假设我有以下时间序列数据框架:
import numpy as np
import pandas as pd
import random
np.random.seed(2019)
# Generate TS
#rng = pd.date_range('2019-01-01', freq='MS', periods=N)
ts = pd.date_range('2000-01-01', '2000-12-31 23:00', freq='H') #.strftime('%d-%m-%Y %H:%M:%S') # freq='MS'set the frequency of date in months and start from day 1. You can use 'T' for minutes and so on
# number of samples
N = len(ts)
# Create a random dataset
data = {
#"TS": ts,
'Appx': [random.choice(['App1', 'App2', 'App3', None]) for _ in range(N)], # generate categorical data including missing data "None"

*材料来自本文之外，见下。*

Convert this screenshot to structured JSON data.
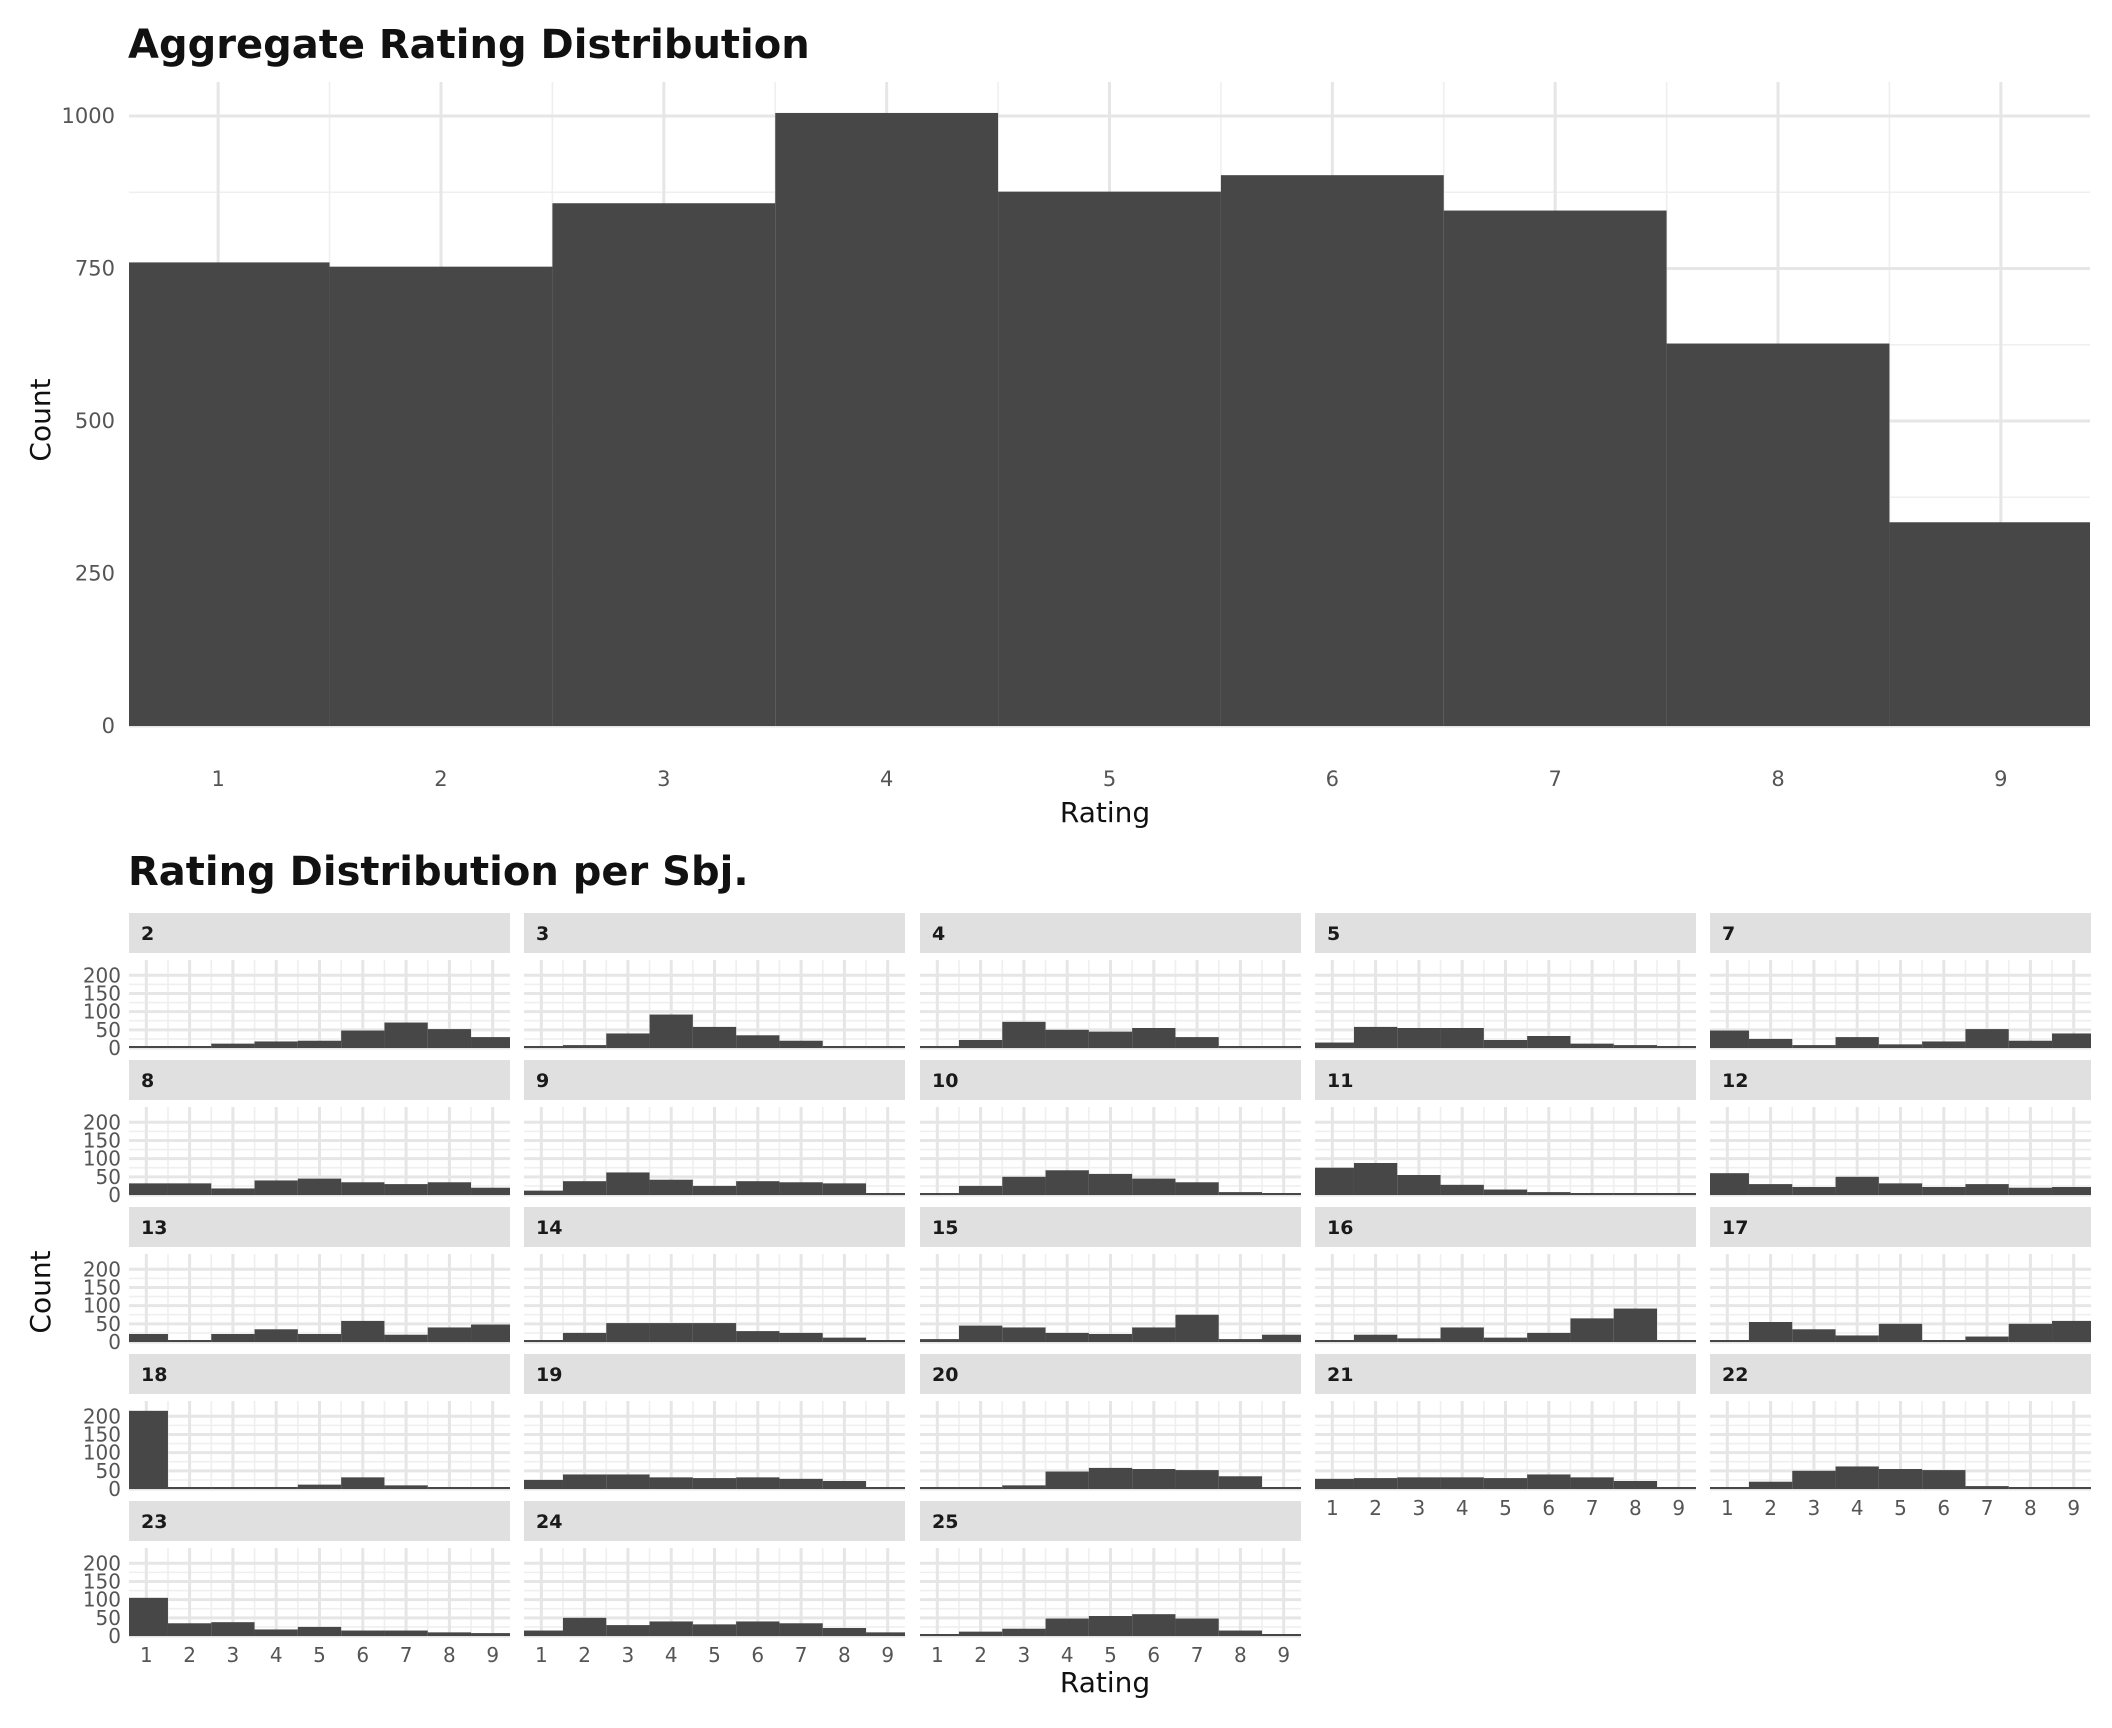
{
  "chart_data": [
    {
      "type": "bar",
      "title": "Aggregate Rating Distribution",
      "xlabel": "Rating",
      "ylabel": "Count",
      "categories": [
        1,
        2,
        3,
        4,
        5,
        6,
        7,
        8,
        9
      ],
      "values": [
        760,
        753,
        857,
        1005,
        876,
        903,
        845,
        627,
        334
      ],
      "xlim": [
        0.6,
        9.4
      ],
      "ylim": [
        0,
        1000
      ],
      "yticks": [
        0,
        250,
        500,
        750,
        1000
      ],
      "bar_color": "#474747",
      "grid": true
    },
    {
      "type": "bar",
      "title": "Rating Distribution per Sbj.",
      "xlabel": "Rating",
      "ylabel": "Count",
      "categories": [
        1,
        2,
        3,
        4,
        5,
        6,
        7,
        8,
        9
      ],
      "ylim": [
        0,
        220
      ],
      "yticks": [
        0,
        50,
        100,
        150,
        200
      ],
      "bar_color": "#474747",
      "strip_color": "#e0e0e0",
      "grid": true,
      "series": [
        {
          "name": "2",
          "values": [
            5,
            2,
            12,
            18,
            20,
            48,
            70,
            52,
            30
          ]
        },
        {
          "name": "3",
          "values": [
            2,
            8,
            40,
            92,
            58,
            35,
            20,
            5,
            2
          ]
        },
        {
          "name": "4",
          "values": [
            0,
            22,
            72,
            50,
            45,
            55,
            30,
            3,
            0
          ]
        },
        {
          "name": "5",
          "values": [
            15,
            58,
            55,
            55,
            22,
            33,
            12,
            8,
            2
          ]
        },
        {
          "name": "7",
          "values": [
            48,
            25,
            8,
            30,
            10,
            18,
            52,
            20,
            40
          ]
        },
        {
          "name": "8",
          "values": [
            32,
            32,
            18,
            40,
            45,
            35,
            30,
            35,
            20
          ]
        },
        {
          "name": "9",
          "values": [
            12,
            38,
            62,
            42,
            25,
            38,
            35,
            32,
            0
          ]
        },
        {
          "name": "10",
          "values": [
            2,
            25,
            50,
            68,
            58,
            45,
            35,
            8,
            0
          ]
        },
        {
          "name": "11",
          "values": [
            75,
            88,
            55,
            28,
            15,
            8,
            5,
            5,
            2
          ]
        },
        {
          "name": "12",
          "values": [
            60,
            30,
            22,
            50,
            32,
            22,
            30,
            20,
            22
          ]
        },
        {
          "name": "13",
          "values": [
            22,
            5,
            22,
            35,
            22,
            58,
            20,
            40,
            48
          ]
        },
        {
          "name": "14",
          "values": [
            5,
            25,
            52,
            52,
            52,
            30,
            25,
            12,
            0
          ]
        },
        {
          "name": "15",
          "values": [
            8,
            45,
            40,
            25,
            22,
            40,
            75,
            8,
            20
          ]
        },
        {
          "name": "16",
          "values": [
            2,
            20,
            10,
            40,
            12,
            25,
            65,
            92,
            5
          ]
        },
        {
          "name": "17",
          "values": [
            0,
            55,
            35,
            18,
            50,
            0,
            15,
            50,
            58
          ]
        },
        {
          "name": "18",
          "values": [
            215,
            0,
            0,
            0,
            12,
            32,
            10,
            5,
            2
          ]
        },
        {
          "name": "19",
          "values": [
            25,
            40,
            40,
            32,
            30,
            32,
            28,
            22,
            0
          ]
        },
        {
          "name": "20",
          "values": [
            0,
            2,
            10,
            48,
            58,
            55,
            52,
            35,
            2
          ]
        },
        {
          "name": "21",
          "values": [
            28,
            30,
            32,
            32,
            30,
            40,
            32,
            22,
            5
          ]
        },
        {
          "name": "22",
          "values": [
            5,
            20,
            50,
            62,
            55,
            52,
            8,
            5,
            0
          ]
        },
        {
          "name": "23",
          "values": [
            105,
            35,
            38,
            18,
            25,
            15,
            15,
            10,
            8
          ]
        },
        {
          "name": "24",
          "values": [
            15,
            50,
            30,
            40,
            32,
            40,
            35,
            22,
            10
          ]
        },
        {
          "name": "25",
          "values": [
            0,
            12,
            20,
            48,
            55,
            60,
            48,
            15,
            0
          ]
        }
      ]
    }
  ]
}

'VM': [random.choice(['VM1' , 'VM2' ]) for _ in range(N)]
}
df = pd.DataFrame(data, index=ts)
#df.resample('M').mean().plot()
df
# Appx VM
#2000-01-01 00:00:00 App1 VM2
#2000-01-01 01:00:00 None VM1
#2000-01-01 02:00:00 None VM2
#2000-01-01 03:00:00 App3 VM2
#2000-01-01 04:00:00 App1 VM1
#... ... ...
#2000-12-31 19:00:00 App2 VM1
#2000-12-31 20:00:00 App3 VM1
#2000-12-31 21:00:00 App3 VM1
#2000-12-31 22:00:00 App1 VM1
#2000-12-31 23:00:00 App1 VM1
# 8784 rows × 2 columns
查看其他可用资源后:
- Plotting categorical data counts over time
- How to make a line plot from a dataframe with multiple categorical columns in matplotlib
- How to groupby dataframe with categorical variables for making linechart in matplotlib?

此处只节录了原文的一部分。